Thursday, June 9, 2005
Calgary's News & Entertainment Weekly
FFWD Weekly
FILM
by Rachel Deahl
It’s all about chemistry
Mr. and Mrs. Smith too smart for its own good
Review
MR. AND MRS. SMITH
Starring Brad Pitt and Angelina Jolie
Directed by Doug Liman
Opens Friday, June 10
Check listings

Mr. and Mrs. Smith is the kind of sleek, Hollywood blockbuster that on the surface has everything going for it. An up-and-coming director (Doug Liman, who won praise for The Bourne Identity), a powerhouse cast including two of the hottest stars around, and the blessing of good gossip.

Fuelled by tabloid reports that Angelina Jolie and Brad Pitt, who play the titular suburban assassins for hire, are having a torrid off-screen romance, Mr. and Mrs. Smith is cashing in on the promise of letting fans see whether these stars sizzle on-screen. In short, they do. Unfortunately, the sparks that fly between Pitt and Jolie provide the most enjoyment in Liman’s respectable effort. Too smart for its own good, Mr. and Mrs. Smith awkwardly tries to blend romance, action and comedy into a smart cohesive whole, without fully succeeding.

Delivering a comedic variation on Eyes Wide Shut, Liman paints a picture of an unhappy, sexless marriage that happens to involve two of the sexiest people in the world. Like Kubrick’s dramatic take, which wryly cast Hollywood’s then-golden couple, Tom Cruise and Nicole Kidman, as a pair of unhappy Manhattanites, Liman cashes in here on having the new perceived "it" couple playing a miserable husband and wife. After all, if Jolie and Pitt can be rendered frigid by pristinely mowed lawns and white picket fences, where does that leave the rest of married America? According to Liman’s film, in a shrink’s office.

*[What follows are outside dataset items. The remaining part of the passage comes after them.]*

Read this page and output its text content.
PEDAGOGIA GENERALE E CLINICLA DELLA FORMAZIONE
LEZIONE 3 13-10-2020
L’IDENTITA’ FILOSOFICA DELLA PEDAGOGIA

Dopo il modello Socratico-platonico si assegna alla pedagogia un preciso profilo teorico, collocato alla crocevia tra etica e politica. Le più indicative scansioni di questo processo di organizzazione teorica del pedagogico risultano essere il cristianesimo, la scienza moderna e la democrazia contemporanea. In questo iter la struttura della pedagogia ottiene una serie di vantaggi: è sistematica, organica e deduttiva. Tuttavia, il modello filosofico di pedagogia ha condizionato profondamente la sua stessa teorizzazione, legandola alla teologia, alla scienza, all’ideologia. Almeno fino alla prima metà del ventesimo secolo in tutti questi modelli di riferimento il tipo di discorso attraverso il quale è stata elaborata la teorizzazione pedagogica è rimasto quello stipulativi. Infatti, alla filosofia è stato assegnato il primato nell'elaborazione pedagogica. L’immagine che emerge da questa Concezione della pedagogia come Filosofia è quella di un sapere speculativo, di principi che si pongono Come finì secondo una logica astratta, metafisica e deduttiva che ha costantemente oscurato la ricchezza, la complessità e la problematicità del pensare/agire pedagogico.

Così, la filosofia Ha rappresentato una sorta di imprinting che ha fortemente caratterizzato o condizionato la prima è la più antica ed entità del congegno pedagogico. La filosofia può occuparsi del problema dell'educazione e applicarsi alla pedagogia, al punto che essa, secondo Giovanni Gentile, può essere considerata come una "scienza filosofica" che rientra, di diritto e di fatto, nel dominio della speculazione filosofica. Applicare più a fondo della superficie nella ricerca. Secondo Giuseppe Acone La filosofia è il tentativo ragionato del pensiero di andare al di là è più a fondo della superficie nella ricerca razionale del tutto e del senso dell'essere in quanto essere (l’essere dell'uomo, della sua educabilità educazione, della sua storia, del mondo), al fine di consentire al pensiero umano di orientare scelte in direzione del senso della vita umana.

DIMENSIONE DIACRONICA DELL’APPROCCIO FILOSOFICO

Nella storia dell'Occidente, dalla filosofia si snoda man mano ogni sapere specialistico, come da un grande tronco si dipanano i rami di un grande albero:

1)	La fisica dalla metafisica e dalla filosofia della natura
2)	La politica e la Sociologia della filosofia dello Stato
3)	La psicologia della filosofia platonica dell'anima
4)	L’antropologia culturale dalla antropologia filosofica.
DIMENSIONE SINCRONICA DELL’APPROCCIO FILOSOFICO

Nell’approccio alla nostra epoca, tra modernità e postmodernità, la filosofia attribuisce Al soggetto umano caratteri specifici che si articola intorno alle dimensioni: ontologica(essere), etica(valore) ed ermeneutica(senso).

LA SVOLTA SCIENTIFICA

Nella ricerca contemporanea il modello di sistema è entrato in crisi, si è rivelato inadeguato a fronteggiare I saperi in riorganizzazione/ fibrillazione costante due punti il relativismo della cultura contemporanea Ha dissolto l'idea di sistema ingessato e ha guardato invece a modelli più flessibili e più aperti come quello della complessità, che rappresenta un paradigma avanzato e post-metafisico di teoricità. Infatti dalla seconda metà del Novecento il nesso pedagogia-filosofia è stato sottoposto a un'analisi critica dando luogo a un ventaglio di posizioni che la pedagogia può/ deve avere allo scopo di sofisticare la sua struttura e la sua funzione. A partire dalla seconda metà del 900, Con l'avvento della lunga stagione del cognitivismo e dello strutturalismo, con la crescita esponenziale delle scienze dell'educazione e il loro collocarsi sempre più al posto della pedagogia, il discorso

The smart idea behind Mr. and Mrs. Smith – that a failing marriage is unexpectedly reinvigorated when each spouse (both hired guns) is given an assignment to kill the other one – is that rare instance of an idea that is too high concept to actually work. The premise, that two people who’ve grown apart, could finally start being honest with one another once they’re both revealed as liars because they each live a double life performing the same dangerous and morally questionable act, is wonderfully smart. Unfortunately, in trying to keep the concept light and the violence flashy, Mr. and Mrs. Smith never makes much of a case for the worth of its two essential characters.

Liman’s attempt to glamorize everything in the film, from his characters’ jobs to their inner-thoughts, makes them entirely superficial and, ultimately, harder to care about. Thankfully Pitt and Jolie have so much chemistry that, when the movie crumbles under its own smugness, you still can’t keep your eyes off the screen.